Lincoln has refreshed the Navigator, giving both the standard and long-wheelbase SUV new features. While there have also been some changes made to the flagship vehicle’s design, the company is not straying far from what it already knows works. But that doesn’t mean everything is exactly as it should be.
Despite adding some desirable tech, Lincoln has tweaked the turbocharged, 3.5-liter V6 to produce less horsepower than before. The 2022 model year produces 440 horsepower and 510 ft-lb of torque, whereas the previous version offered 450 hp. Considering Ford has yet to release EPA-certified economy figures, we’re betting this was done to boost efficiency. Compression ratios are also different, with the 2022 MY running 10.5:1 rather than the previous 10.0:1.
This was downplayed during its introduction, however, so that Lincoln could spend more time focusing on the company injecting Ford Motor Co’s hands-free highway driver-assist system into Lincoln products. Referenced as BlueCruise when pertaining to the Ford brand, Lincoln has opted to call the system ActiveGlide — making it sound like a personal lubricant of some kind. But it’s functionally the same, providing Navigator owners with the ability to occasionally take their hands off the wheel while the vehicle pilots pre-mapped highways.

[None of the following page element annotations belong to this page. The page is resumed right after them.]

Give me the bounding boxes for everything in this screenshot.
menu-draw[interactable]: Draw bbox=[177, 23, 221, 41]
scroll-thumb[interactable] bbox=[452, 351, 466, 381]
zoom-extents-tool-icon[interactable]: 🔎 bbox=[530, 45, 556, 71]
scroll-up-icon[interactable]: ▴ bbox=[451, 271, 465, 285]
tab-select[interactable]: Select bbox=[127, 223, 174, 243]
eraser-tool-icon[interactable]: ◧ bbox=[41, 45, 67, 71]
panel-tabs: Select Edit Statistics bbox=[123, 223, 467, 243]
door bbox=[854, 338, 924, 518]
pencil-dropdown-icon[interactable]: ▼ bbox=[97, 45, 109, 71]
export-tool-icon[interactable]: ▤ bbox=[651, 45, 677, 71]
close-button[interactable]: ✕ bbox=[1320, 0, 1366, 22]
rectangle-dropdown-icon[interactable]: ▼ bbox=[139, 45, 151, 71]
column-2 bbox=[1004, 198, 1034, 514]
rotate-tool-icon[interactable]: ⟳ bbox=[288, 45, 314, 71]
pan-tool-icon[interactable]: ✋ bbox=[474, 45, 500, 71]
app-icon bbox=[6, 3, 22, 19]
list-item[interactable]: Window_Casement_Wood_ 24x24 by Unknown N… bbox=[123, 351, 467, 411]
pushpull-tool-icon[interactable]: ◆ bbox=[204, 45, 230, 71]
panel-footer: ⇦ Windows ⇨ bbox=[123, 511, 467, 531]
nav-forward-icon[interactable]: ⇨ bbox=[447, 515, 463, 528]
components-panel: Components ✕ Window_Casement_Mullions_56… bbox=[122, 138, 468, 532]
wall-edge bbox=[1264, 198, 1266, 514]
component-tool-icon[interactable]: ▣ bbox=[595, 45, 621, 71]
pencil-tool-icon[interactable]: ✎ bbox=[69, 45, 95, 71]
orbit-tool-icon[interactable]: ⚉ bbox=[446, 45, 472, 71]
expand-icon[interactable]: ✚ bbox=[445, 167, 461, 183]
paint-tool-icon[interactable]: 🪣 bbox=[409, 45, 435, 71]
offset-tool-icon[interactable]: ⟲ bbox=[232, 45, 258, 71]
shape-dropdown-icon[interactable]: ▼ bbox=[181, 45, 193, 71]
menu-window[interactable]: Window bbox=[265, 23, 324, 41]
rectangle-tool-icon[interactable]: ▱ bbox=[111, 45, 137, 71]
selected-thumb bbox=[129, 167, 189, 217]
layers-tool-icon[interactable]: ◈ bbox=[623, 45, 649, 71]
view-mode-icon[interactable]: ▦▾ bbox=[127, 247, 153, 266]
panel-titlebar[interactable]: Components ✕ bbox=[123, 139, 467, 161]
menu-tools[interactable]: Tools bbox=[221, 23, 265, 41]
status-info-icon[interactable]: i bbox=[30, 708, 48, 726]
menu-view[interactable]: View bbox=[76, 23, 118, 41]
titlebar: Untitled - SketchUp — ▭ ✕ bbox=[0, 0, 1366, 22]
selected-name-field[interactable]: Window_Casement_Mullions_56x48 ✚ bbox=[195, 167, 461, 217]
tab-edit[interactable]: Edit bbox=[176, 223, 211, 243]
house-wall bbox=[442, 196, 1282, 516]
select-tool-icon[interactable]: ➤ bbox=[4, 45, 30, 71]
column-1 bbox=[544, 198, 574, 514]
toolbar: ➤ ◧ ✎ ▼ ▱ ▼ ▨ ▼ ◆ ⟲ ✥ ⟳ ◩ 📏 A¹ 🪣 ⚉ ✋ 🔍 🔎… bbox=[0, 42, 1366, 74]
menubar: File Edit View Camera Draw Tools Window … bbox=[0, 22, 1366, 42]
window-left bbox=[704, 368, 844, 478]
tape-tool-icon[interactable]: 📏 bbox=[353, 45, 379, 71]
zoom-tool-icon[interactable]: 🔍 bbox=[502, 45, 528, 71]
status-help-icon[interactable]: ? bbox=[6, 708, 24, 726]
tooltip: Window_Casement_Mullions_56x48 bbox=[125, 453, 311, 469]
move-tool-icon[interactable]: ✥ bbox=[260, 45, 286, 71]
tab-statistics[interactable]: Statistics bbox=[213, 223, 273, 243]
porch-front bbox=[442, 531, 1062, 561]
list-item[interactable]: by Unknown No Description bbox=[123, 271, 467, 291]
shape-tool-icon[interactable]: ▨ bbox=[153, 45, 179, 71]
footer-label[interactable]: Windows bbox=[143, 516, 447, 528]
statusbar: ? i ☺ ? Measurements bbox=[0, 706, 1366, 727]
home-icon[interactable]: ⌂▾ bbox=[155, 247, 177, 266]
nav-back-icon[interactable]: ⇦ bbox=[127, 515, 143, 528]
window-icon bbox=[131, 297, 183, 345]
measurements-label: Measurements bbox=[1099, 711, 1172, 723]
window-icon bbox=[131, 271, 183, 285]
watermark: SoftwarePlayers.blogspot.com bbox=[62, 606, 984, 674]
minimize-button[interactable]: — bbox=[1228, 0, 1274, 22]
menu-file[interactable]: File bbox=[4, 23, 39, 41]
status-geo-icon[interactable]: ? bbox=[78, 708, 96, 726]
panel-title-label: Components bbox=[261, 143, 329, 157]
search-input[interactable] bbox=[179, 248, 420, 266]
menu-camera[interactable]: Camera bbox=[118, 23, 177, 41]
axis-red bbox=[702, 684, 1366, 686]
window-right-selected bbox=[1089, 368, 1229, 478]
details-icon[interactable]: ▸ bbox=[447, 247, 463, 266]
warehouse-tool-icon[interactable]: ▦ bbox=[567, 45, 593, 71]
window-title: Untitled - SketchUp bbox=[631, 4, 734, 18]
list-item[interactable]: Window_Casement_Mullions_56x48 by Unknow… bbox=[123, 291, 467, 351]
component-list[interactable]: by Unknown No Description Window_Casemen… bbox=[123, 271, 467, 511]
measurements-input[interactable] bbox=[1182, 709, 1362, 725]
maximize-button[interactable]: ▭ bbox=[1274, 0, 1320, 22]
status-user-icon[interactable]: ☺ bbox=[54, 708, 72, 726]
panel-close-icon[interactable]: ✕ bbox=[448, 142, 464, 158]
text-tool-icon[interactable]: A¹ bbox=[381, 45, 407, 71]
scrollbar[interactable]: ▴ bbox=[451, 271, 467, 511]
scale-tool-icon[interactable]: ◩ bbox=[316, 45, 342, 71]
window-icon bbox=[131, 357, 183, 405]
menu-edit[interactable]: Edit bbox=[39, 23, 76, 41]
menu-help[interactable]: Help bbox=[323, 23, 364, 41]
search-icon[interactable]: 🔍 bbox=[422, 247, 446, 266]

Though it should be said that the function does not work on all roadways and owners need to be okay with Lincoln having mounted a driver-facing camera to ensure that you’re constantly paying attention while using a feature that does its utmost to remove you from the action. It’s extremely similar to Cadillac’s SuperCruise system and something your author truly doesn’t understand or see offering much practical value to the driver.
But it’s a good way to build hype around a vehicle and bound to snag a few tech-obsessed customers, provided they’re willing to pay the subscription fee. ActiveGlide will be an optional feature on the Reserve and Black Label Navigators, meaning a loftier MSRP. But you do get three years for free before Lincoln pushes you into a subscription model.
Additional changes include giving all SUVs new pixel projector headlights, allowing for an adaptive beam pattern, and LED taillights that offer various animation sequences that vary depending upon what you’re doing. The grille has also been updated on select trims, and it looks more premium, though I’d probably never had noticed if the manufacturer had not made specific mention of the change.
Interiors now come with updated graphics for the gauge cluster and a 13.2-inch touchscreen infotainment center using SYNC 4. That means wireless Apple CarPlay, Android Auto, and over-the-air updates as standard. While OTAs have unique benefits (Ford suggested adding drive modes to the Navigator as an example) most automakers haven’t used connectivity in a manner that seems wholly beneficial to the consumer and it encourages things like subscription fees and putting installed features beyond digital paywalls.
Lincoln has not ignored the physical elements of the interior, however. Second-row seating can now be optioned to have the same heating, cooling, and massage features that are available on the frontal chairs. Your choice in interior materials and trim have also been broadened somewhat and there’s a new infotainment package with upgraded screens for rear occupants. These come with all sorts of planned connectivity features, though the company said some of those may be locked behind subscriptions.
Black Label models offer two new choices of interior themes to spruce up the Navigator’s already lavish cabin. One of these is called Invitation while the other is known as the Central Park theme and provides a bunch of visual references to New York City. As someone who currently lives there, it’s hard to envision the locals wanting any reminders of present-day Manhattan. It’s also curious to see Lincoln trying to embrace NYC after it worked so poorly for Cadillac. But the optional Manhattan Green paint job (also new) is decent and the associated urban-themed interior is bound to be a hit with Midwestern moms that went to see a show on Broadway a couple of years ago and feel like they have “a real connection to the city.”
The company had some really vapid marketing jargon to go along with the theme. But it would have done far more damage to Lincoln than anything whipped up here. Ultimately, the brand is offering more in terms of interior options and they all look pretty decent — including the walnut-wooded, laser-etched Central Park.
It seems like the 2022 Lincoln Navigator update is a mixed bag. We’re losing a smidgen of power for questionable economy gains and getting some new technology features you’re going to need to pay more for anyway. But the interior, which has long been one of the vehicle’s greatest strengths, is getting some extra niceties customers will undoubtedly appreciate.
Pricing is TBA but we’d expect the 2022 model year to surpass the previous starting point of $76,700 to account for some of the new hardware Lincoln has added.